Guernsey during the German Occupation and postwar
We turn now to The Guernsey Literary and Potato Peel Pie Society, a favorite item in community book clubs since its first publication in 2008. Guernsey, only 25 sq. mis., is one of the Channel Islands, part of the United Kingdom though with their own autonomous status, issuing their own postage stamps, for example. These islands are located in the English Channel and actually closer to France, off the Normandy coast. On a clear day the French coastline and its lights can be seen from the islands. These specks of land (Jersey, somewhat larger, being the other main island) were occupied by the Germans during World War II as a potential springboard for an eventual invasion of the UK, and were as cut off from communications with London as any of the other occupied nations on the continent. Few Britishers had any clue as to what fate the Channel Islanders were experiencing.
The protagonist of the novel—an epistolary work (comprised entirely of letters)—is Juliet Ashton, a wartime journalist in England writing about the effects of war on ordinary citizens. At the end of the war her attention as a writer turns to what the inhabitants of the Channel Islands went through under occupation. Much of the authors’ focus is on the art and business of writing itself, the letters reflecting Juliet’s relationships with her publisher Sidney and her best friend, the publisher’s sister Sophie.
Another character in London is the American publishing magnate Markham V. Reynolds, Jr., smashingly well dressed, courtly and handsome, any young woman’s fantasy of a real catch, who assiduously, demandingly courts the witty, urbane Juliet. Most of the rest of the characters are the Guernsey islanders themselves, with all their background and history, interrelationships, feuds, and the occasional ones who perforce had dealings at various levels with the occupying Germans. There is a little girl, Kit, an important character who is the offspring of one of those liaisons, and one incidentally gay male character.
The “potato peel pie” of the title refers to the near-starvation on the island during the war as pantries ran dry, supply lines were cut off, and the people came up with a variety of make-do solutions to stay alive.

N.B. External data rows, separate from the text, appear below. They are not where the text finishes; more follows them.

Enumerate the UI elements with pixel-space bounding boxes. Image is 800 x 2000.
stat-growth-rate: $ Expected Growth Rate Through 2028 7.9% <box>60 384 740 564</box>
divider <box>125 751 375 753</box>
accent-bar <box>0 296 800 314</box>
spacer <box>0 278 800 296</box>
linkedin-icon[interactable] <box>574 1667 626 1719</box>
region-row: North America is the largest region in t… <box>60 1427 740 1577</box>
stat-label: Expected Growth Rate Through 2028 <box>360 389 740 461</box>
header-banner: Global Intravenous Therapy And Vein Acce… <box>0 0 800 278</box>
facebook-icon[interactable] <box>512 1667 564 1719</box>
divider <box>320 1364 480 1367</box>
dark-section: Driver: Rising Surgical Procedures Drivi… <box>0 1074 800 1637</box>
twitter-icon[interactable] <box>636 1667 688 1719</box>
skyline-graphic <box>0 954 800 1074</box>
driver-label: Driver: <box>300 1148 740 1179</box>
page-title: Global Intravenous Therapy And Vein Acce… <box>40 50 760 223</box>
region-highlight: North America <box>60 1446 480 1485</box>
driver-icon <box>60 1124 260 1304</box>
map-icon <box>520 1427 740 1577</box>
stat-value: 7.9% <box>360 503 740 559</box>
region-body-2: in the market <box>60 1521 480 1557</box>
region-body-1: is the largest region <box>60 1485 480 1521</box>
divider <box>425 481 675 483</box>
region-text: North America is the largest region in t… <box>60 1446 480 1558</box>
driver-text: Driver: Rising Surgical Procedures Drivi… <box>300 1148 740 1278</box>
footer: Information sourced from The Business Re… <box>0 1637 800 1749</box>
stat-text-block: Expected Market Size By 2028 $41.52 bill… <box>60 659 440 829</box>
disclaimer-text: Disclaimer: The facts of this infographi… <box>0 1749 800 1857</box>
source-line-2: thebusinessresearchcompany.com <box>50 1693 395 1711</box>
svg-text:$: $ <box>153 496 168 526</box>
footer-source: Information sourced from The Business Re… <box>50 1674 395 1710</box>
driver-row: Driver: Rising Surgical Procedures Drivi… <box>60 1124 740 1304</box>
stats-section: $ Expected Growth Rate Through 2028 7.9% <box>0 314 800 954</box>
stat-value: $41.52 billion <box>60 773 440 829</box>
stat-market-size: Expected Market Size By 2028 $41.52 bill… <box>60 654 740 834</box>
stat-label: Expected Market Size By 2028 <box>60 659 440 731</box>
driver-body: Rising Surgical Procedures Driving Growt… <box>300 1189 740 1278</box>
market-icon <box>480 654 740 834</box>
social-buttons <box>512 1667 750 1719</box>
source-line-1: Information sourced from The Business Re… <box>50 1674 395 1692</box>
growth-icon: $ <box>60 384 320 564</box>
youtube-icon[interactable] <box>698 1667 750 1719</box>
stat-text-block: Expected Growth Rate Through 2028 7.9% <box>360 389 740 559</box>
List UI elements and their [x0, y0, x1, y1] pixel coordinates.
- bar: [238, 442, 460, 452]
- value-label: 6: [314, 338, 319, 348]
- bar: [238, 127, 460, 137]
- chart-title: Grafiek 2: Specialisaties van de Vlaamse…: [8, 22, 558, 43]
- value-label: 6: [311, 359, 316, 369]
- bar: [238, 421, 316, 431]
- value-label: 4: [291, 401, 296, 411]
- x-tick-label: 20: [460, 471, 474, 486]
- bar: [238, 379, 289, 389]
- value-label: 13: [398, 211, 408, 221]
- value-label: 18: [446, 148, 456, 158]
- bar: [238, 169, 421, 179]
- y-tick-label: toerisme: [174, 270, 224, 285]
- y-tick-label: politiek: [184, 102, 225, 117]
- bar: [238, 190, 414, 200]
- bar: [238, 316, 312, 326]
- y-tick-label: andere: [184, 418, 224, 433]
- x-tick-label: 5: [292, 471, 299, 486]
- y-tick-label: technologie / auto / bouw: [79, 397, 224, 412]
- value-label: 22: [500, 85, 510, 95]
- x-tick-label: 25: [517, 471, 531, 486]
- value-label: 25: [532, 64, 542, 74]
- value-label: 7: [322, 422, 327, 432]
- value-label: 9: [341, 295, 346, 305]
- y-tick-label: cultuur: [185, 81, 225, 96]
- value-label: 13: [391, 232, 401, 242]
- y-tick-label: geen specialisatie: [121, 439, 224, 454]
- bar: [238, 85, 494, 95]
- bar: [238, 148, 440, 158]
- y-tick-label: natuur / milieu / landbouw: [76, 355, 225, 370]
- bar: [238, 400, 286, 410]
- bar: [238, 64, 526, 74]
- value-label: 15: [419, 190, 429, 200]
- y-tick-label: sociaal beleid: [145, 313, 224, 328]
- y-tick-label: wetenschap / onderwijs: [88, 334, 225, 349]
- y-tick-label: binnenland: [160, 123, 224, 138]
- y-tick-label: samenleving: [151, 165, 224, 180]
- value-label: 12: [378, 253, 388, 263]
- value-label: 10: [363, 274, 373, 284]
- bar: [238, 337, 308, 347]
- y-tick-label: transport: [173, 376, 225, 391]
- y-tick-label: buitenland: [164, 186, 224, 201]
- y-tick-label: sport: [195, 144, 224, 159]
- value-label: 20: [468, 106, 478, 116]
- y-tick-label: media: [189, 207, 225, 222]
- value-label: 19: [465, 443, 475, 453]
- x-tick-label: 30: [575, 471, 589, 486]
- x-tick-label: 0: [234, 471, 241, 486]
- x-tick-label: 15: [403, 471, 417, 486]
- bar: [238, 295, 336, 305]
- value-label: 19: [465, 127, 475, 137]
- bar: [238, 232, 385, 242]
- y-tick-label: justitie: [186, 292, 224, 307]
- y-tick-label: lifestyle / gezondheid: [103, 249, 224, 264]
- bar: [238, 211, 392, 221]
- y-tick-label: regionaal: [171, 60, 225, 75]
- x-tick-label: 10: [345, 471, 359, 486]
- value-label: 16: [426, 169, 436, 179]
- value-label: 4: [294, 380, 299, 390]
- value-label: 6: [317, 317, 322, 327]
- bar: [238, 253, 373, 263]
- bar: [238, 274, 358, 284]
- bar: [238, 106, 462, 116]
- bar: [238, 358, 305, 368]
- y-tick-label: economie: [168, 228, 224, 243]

In the process of getting to know the island and its people, Juliet is able to overcome some of her uncertainties about career choices, understand the nuances of human experience when placed under severe test, and to distinguish infatuation from a deeper affection and love. Some heroic stories are unearthed about how the islanders conducted themselves under the occupation and resistance. Juliet also manages to unearth a collection of safely guarded letters (of course, being an epistolary novel) from a distinguished writer who had spent some time on Guernsey many decades before, the renown from which brings an economic boon and lifetime security for some of the main characters. And speaking of boon, I can presume with some confidence that tourism to Guernsey has certainly shot up considerably since publication of this book.
This is a sweet, happy-ending story probably more appealing to women readers (as likely is true of the Christie novel). I thoroughly enjoyed it. My only reservation is that everyone is always trying to be so smart and clever in a Shavian or Wildean flow of epigrams and precious bon mots. I would have asked the authors to give each character a more distinct voice to indicate education, class and social distinction, age, and command of spelling and grammar.
That aside, readers will gain an education about the islands and their history, as well as relish a fine tale with considerable romance and more than one strong woman emerging out of it.